31.3.      The behaviour of the respondent

 

The respondent refused to comply with the Ombudsman’s recommendation and ignored the present application to the Tribunal.

 

31.4.      The market circumstances in which the contravention took place

 

Consumers in the South African market are generally vulnerable concerning suppliers, which is why protection has been given to them under the CPA.

 

31.5.      The level of profit derived from the contravention

 

The Tribunal is unable to make a finding concerning the level of profit derived from the respondent’s contravention. However, the respondent benefited from the purchase price the consumer paid to the respondent for a vehicle he used for less than a month.

 

31.6.      The degree to which the respondent co-operated with the NCC

 

The respondent appears to have cooperated with the NCC’s investigator to an extent.

 

31.7.      Whether the respondent has previously been found in contravention of the CPA

 

There is no evidence that the respondent previously contravened the provisions of the CPA.

32. Considering the above factors, the Tribunal finds that an administrative fine of R100 000.00 is appropriate.

 

ORDER

 

33.      Accordingly, the Tribunal makes the following order:

 

33.1.      The respondent has contravened sections 29(a), 41(1) (a), 55 (2) (a) to (c), and 56 (2) (a) and (b);

 

33.2.      The above contraventions are declared as prohibited conduct;

 

33.3.      The respondent is to refund the consumer, Emmanuel Seekoei, the purchase price of R160 000.00 (one hundred and sixty thousand Rand) that he paid for the vehicle.
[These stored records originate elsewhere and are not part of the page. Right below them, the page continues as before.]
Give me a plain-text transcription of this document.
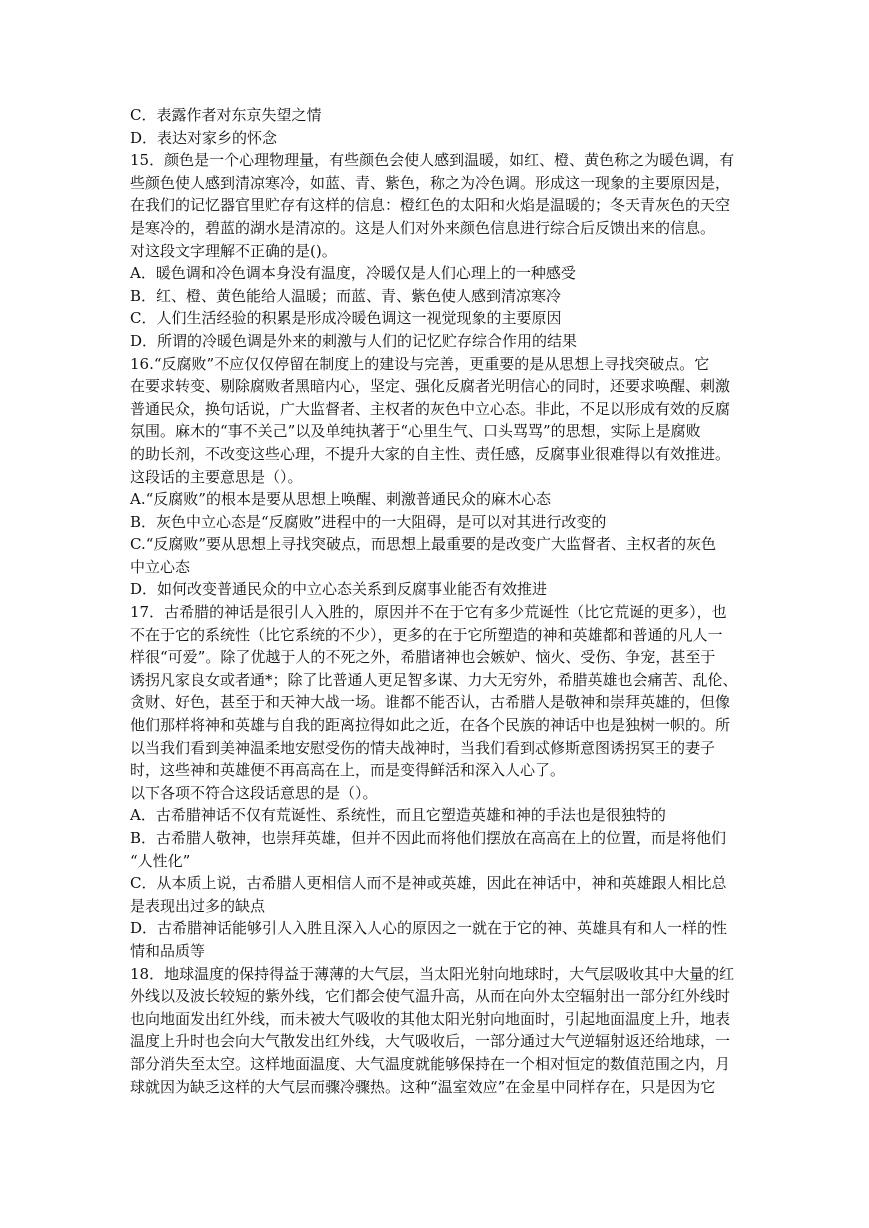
C．表露作者对东京失望之情
D．表达对家乡的怀念
15．颜色是一个心理物理量，有些颜色会使人感到温暖，如红、橙、黄色称之为暖色调，有
些颜色使人感到清凉寒冷，如蓝、青、紫色，称之为冷色调。形成这一现象的主要原因是，
在我们的记忆器官里贮存有这样的信息：橙红色的太阳和火焰是温暖的；冬天青灰色的天空
是寒冷的，碧蓝的湖水是清凉的。这是人们对外来颜色信息进行综合后反馈出来的信息。
对这段文字理解不正确的是()。
A．暖色调和冷色调本身没有温度，冷暖仅是人们心理上的一种感受
B．红、橙、黄色能给人温暖；而蓝、青、紫色使人感到清凉寒冷
C．人们生活经验的积累是形成冷暖色调这一视觉现象的主要原因
D．所谓的冷暖色调是外来的刺激与人们的记忆贮存综合作用的结果
16.“反腐败”不应仅仅停留在制度上的建设与完善，更重要的是从思想上寻找突破点。它
在要求转变、剔除腐败者黑暗内心，坚定、强化反腐者光明信心的同时，还要求唤醒、刺激
普通民众，换句话说，广大监督者、主权者的灰色中立心态。非此，不足以形成有效的反腐
氛围。麻木的“事不关己”以及单纯执著于“心里生气、口头骂骂”的思想，实际上是腐败
的助长剂，不改变这些心理，不提升大家的自主性、责任感，反腐事业很难得以有效推进。
这段话的主要意思是（）。
A.“反腐败”的根本是要从思想上唤醒、刺激普通民众的麻木心态
B．灰色中立心态是“反腐败”进程中的一大阻碍，是可以对其进行改变的
C.“反腐败”要从思想上寻找突破点，而思想上最重要的是改变广大监督者、主权者的灰色
中立心态
D．如何改变普通民众的中立心态关系到反腐事业能否有效推进
17．古希腊的神话是很引人入胜的，原因并不在于它有多少荒诞性（比它荒诞的更多），也
不在于它的系统性（比它系统的不少），更多的在于它所塑造的神和英雄都和普通的凡人一
样很“可爱”。除了优越于人的不死之外，希腊诸神也会嫉妒、恼火、受伤、争宠，甚至于
诱拐凡家良女或者通*；除了比普通人更足智多谋、力大无穷外，希腊英雄也会痛苦、乱伦、
贪财、好色，甚至于和天神大战一场。谁都不能否认，古希腊人是敬神和崇拜英雄的，但像
他们那样将神和英雄与自我的距离拉得如此之近，在各个民族的神话中也是独树一帜的。所
以当我们看到美神温柔地安慰受伤的情夫战神时，当我们看到忒修斯意图诱拐冥王的妻子
时，这些神和英雄便不再高高在上，而是变得鲜活和深入人心了。
以下各项不符合这段话意思的是（）。
A．古希腊神话不仅有荒诞性、系统性，而且它塑造英雄和神的手法也是很独特的
B．古希腊人敬神，也崇拜英雄，但并不因此而将他们摆放在高高在上的位置，而是将他们
“人性化”
C．从本质上说，古希腊人更相信人而不是神或英雄，因此在神话中，神和英雄跟人相比总
是表现出过多的缺点
D．古希腊神话能够引人入胜且深入人心的原因之一就在于它的神、英雄具有和人一样的性
情和品质等
18．地球温度的保持得益于薄薄的大气层，当太阳光射向地球时，大气层吸收其中大量的红
外线以及波长较短的紫外线，它们都会使气温升高，从而在向外太空辐射出一部分红外线时
也向地面发出红外线，而未被大气吸收的其他太阳光射向地面时，引起地面温度上升，地表
温度上升时也会向大气散发出红外线，大气吸收后，一部分通过大气逆辐射返还给地球，一
部分消失至太空。这样地面温度、大气温度就能够保持在一个相对恒定的数值范围之内，月
球就因为缺乏这样的大气层而骤冷骤热。这种“温室效应”在金星中同样存在，只是因为它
This payment is to be made within 15 business days from the date of the issuance of this judgment into the consumer’s selected bank account;

 

33.4.      The consumer is to make the vehicle available to the respondent to collect at its own cost immediately after the payment in the preceding paragraph has been made;

 

33.5.      The respondent is to pay an administrative fine of R100 000.00 (one hundred thousand Rand) within 30 business days from the date of the issuance of this judgment into the bank account of the National Revenue Fund, the details of which are as follows:


Bank: The Standard Bank of South Africa

Account holder: Department of Trade and Industry Branch name: S[…]

Branch code: 0[…]

Account number 3[…]

Reference NCT/269487/2023/73(2)(b), with the respondent’s name used as a reference; and

 

33.6.      There is no order as to costs.

 

Mr CJ Ntsoane

Presiding Tribunal Member



[1] GN 789 of 28 August 2007: Regulations for matters relating to the functions of the Tribunal and Rules for the conduct of matters before the National Consumer Tribunal, 2007 (Government Gazette no 30225).